HBM/DRAM/NAND/SSD/HDD
Micron
Samsung Electronics, SK hynix, and Micron reportedly have locked in 2027 DRAM and HBM capacity through pre-allocation agreements, while manufacturers can typically meet only 60%–70% of customers’ actual demand. Micron has also signed a 10-year silicon-wafer supply agreement with GlobalWafers, indicating that volume commitments for raw materials have extended further upstream.
Kioxia
Reportedly, Kioxia began mass production of tenth-generation BiCS10 3D NAND at its K2 wafer fab in Kitakami, Iwate Prefecture, in early July. The additional capacity will help alleviate long-term supply constraints but will also change the supply cadence of Kioxia and Sandisk; subsequent monitoring should focus on yield, customer qualification, actual bit shipments, and pricing, rather than merely the start of mass production.
Samsung Electronics
Samsung Electronics introduced zNAND-O at FMS, bringing high-bandwidth flash memory to edge AI; Qualcomm and Google are evaluating adoption, while commercialization still depends on cost. Meanwhile, HBM and AI servers may consume nearly 70% of total DRAM output, tightening mobile supply, and Samsung Electronics is also evaluating a dual-supplier strategy for Galaxy OLED display-driver chips.
Sandisk
1) FY2026 fourth-quarter revenue was $8.965 billion, up 372% year over year, with a gross margin of 84.6% and data center revenue growth of 437%.

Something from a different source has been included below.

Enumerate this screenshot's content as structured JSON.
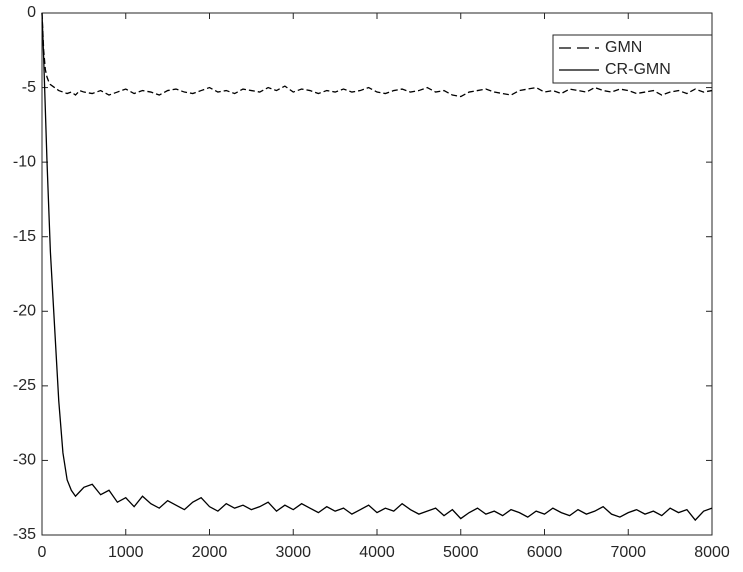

2) Multi-year NAND agreements with 8 customers cover more than half of FY2027 bit volume and approximately 2/3 of FY2028 bit volume, with floor-price-protected revenue of approximately $93.9 billion.
3) Next-quarter revenue guidance is $10.3 billion–$10.8 billion, with gross margin of 83%–85%; sustainability depends on the supply response.
“Although margin guidance was reduced slightly quarter over quarter, the absolute level remains close to 84% even as revenue growth continues to accelerate sharply, which the market interpreted as strength rather than weakness.”